Les travaux de recherche menés à l’Institut Pasteur de Lille par le Dr Patricia De Nadai et son équipe portent sur deux axes : l’asthme sévère d’une part, et l’impact des micropolluants et de la pollution en général sur la pathologie d’autre part. Les recherches ciblent le système respiratoire, en collaborations avec d’autres laboratoires qui travaillent sur l’appareil digestif qui est un lieu important d’éducation du système immunitaire. Il est ainsi possible de récupérer des échantillons afin d’étudier les modifications que l’exposition aux particules ultrafines peut engendrer au niveau intestinal.

L’objectif des chercheurs de l’Institut Pasteur de Lille est de déterminer de nouveaux biomarqueurs pour mieux diagnostiquer et adapter les thérapies. En travaillant en forte interaction avec les médecins et chercheurs du CHU de Lille, notamment les pneumologues qui font partie intégrante de l’équipe de recherche, l’équipe est en mesure de mener des recherches translationnelles, et ainsi d’améliorer la prise en charge des patients. A noter qu’il existe plusieurs thérapies disponibles pour l’asthme allergique, notamment les biothérapies (anticorps neutralisant des médiateurs de l’allergie), mais le corps médical est le seul à décider du choix de la thérapie qui sera appliquée.

Pour en savoir plus : “Une équipe Lilloise trouve une parade pour contrôler l’asthme aux acariens

 

  • La pollution extérieure

    La pollution extérieure due, entre autres, aux gaz d’échappement, aux chauffages urbains, à l’industrie et à l’agriculture…, est constituée d’aérosols très complexes. Ces derniers vont, en plus, dépendre du type de pollution, de la saison, du moment de la journée, du type de carburant, ce qui rend leur étude très complexe.

    Aujourd’hui, les équipes de l’Institut Pasteur de Lille cherchent des susceptibilités en fonction de pathologie respiratoire. En effet, une personne asthmatique va être plus sensible à la pollution, car outre la présence d’un terrain inflammatoire, l’élimination des particules au niveau de l’arbre bronchique va être plus longue et elle sera donc exposée plus longtemps.
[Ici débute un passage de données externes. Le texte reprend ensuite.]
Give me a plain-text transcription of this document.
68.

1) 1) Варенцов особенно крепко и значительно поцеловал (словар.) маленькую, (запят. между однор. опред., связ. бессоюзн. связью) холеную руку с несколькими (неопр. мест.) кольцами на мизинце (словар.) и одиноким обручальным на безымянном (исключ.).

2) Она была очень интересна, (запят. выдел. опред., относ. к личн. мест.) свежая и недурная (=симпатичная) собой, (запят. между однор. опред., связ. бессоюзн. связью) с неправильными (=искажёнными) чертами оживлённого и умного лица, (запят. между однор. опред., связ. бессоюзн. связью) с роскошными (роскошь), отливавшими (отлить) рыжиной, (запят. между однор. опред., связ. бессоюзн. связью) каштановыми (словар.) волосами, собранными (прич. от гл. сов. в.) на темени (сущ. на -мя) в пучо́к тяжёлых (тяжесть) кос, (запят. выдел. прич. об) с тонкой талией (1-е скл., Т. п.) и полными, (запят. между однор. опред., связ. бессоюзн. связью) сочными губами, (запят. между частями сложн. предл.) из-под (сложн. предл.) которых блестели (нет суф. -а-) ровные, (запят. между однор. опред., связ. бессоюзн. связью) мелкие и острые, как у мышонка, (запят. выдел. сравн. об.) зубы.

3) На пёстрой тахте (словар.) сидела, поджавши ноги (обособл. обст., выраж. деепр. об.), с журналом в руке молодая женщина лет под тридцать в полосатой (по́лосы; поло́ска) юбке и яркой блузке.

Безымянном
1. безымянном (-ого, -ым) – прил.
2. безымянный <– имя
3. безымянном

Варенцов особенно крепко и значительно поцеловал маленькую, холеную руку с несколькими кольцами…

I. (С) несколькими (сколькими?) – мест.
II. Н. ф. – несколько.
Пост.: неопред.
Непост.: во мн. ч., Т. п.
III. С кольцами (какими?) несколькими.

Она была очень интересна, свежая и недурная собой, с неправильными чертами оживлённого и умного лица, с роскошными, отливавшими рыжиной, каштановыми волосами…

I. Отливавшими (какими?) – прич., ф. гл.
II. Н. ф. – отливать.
  • La pollution intérieure
    Nous passons environ 80 % de notre temps à l’intérieur d’un local fermé, à la maison et/ou au bureau, dans la voiture, qui sont des lieux largement autant exposés à la pollution extérieure qu’à la pollution intérieure. En effet, de nombreux Composés Organiques Volatiles (COV) tels que le formaldéhyde ou le benzène, entrent dans la composition de colle sur certain mobilier, ou moquette dans des mousses isolantes… « Certes, les quantités ne sont pas importantes, mais nous sommes alors soumis à une exposition continue, on parle d’exposition chronique ». Les chercheurs tentent de mieux appréhender les effets de la pollution intérieure.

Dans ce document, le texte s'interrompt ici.